Besoin de preuves supplémentaires que l’écosystème de vente de réservations de places to eat alimenté par des scalpers et des robots s’est intensifié pour atteindre de nouveaux sommets ?
Alex Eisler, étudiant à l#39Université Brown, a généré 105 000 $ de ventes de réservations depuis novembre 2022, lorsqu#39il a rejoint Appointment Trader, un marché en ligne qui permet aux utilisateurs d#39acheter et de vendre des réservations de cafe à l#39aide d#39un modèle d#39enchères.

#39il avait toujours été un fin connoisseur et qu#39il était tombé pour la première fois sur Appointment Trader alors qu#39il achetait sa propre réservation au steakhouse 4 Charles Key Rib de New York.
Il a ensuite tenté de vendre quelques réservations sur la plateforme achetées through Resy, propriété d#39American Specific, et en appelant personnellement les eating places. Il a eu un succès mitigé, a-t-il déclaré, après quoi il a déclaré avoir commencé à jouer avec le code et développé un robot pour automatiser le processus.

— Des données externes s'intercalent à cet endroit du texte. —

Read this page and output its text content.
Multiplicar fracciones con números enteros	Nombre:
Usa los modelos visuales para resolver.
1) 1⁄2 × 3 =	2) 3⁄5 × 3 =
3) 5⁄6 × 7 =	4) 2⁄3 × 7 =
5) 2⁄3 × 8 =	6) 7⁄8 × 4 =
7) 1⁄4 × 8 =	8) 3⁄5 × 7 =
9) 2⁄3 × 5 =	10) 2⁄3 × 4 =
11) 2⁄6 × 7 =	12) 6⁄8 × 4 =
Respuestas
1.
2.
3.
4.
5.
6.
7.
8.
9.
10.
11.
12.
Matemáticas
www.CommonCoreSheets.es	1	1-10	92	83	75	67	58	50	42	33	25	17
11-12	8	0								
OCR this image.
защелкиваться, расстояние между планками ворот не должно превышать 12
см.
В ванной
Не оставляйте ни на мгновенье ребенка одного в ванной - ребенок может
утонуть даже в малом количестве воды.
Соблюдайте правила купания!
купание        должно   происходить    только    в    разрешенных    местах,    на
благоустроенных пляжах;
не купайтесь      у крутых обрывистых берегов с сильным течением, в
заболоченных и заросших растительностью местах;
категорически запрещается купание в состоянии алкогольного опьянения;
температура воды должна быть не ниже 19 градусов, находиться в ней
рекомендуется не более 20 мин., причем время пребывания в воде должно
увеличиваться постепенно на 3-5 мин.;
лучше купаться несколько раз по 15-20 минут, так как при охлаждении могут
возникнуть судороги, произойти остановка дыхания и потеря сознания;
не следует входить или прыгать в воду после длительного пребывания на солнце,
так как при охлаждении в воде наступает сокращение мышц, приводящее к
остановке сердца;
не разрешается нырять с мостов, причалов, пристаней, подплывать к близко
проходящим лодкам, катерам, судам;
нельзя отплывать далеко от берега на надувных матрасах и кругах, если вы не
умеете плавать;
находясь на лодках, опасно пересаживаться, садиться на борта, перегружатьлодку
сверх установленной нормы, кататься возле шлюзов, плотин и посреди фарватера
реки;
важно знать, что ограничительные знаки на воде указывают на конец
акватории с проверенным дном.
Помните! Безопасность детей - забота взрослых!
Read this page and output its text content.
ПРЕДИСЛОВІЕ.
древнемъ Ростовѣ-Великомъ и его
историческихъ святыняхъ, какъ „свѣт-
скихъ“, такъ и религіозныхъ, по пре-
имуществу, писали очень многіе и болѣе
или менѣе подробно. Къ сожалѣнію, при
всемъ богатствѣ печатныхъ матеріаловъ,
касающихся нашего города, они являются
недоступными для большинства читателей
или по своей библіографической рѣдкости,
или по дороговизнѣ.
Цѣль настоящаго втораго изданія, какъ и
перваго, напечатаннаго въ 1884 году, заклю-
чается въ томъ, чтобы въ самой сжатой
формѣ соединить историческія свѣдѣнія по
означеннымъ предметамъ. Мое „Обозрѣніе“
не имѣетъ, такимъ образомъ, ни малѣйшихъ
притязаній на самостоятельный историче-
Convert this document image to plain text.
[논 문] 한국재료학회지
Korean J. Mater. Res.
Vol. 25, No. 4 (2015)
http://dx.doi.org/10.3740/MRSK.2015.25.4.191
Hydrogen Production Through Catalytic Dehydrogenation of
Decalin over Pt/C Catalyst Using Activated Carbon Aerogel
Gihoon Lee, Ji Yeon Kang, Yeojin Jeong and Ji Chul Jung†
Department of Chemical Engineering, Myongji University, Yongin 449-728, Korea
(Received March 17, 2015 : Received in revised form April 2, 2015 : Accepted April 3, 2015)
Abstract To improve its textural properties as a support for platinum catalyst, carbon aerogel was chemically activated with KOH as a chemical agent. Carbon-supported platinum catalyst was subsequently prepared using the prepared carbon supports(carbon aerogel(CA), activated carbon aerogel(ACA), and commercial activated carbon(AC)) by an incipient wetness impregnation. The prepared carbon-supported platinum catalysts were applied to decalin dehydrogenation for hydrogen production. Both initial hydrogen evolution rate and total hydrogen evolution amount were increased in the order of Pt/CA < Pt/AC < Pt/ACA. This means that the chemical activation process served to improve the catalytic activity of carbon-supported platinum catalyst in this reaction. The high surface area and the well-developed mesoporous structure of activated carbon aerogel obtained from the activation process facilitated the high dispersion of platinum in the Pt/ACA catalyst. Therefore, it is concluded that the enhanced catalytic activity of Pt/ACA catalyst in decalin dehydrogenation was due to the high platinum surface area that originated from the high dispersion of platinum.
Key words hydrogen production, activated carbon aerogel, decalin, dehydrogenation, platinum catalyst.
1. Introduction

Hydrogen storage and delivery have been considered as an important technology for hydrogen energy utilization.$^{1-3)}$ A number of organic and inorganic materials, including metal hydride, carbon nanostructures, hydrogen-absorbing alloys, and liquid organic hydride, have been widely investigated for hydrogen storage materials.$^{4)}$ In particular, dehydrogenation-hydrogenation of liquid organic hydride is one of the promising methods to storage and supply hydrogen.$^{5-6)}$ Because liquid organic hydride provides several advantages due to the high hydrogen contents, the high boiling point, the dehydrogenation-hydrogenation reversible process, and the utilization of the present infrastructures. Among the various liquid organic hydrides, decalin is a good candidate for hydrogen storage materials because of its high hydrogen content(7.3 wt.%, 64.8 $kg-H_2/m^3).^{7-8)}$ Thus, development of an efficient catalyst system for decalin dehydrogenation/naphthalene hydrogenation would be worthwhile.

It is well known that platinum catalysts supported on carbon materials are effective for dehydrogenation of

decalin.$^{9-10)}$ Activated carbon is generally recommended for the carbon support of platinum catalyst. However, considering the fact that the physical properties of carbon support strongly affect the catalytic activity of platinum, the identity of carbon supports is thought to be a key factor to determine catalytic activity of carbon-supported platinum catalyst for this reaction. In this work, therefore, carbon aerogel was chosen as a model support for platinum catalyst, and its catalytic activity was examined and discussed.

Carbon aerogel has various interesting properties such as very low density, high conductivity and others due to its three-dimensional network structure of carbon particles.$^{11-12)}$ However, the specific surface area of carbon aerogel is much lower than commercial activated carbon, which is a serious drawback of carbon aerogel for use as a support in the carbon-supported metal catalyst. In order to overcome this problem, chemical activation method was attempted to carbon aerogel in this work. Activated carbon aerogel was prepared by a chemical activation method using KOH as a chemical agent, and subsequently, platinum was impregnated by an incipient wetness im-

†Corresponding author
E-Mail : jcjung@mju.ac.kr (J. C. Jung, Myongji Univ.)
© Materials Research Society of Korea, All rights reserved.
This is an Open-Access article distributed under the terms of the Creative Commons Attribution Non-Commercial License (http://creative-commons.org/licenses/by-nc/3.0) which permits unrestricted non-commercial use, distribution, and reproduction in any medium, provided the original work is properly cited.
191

#39il ait jamais vendue était de 1 358 $ dans un cafe omakase à Boston.
#39offre approuvée avec une seize d#39écran qu#39il a fournie. À New York, il a également récemment encaissé 850 $ pour une table de déjeuner à Maison Shut et 1 050 $ pour une put au Carbone, a rapporté le New Yorker.
« Pour moi, cela n#39a jamais vraiment été une query d#39argent », a déclaré Eisler à BI.
« Je voulais juste rapprocher l#39offre et la demande. »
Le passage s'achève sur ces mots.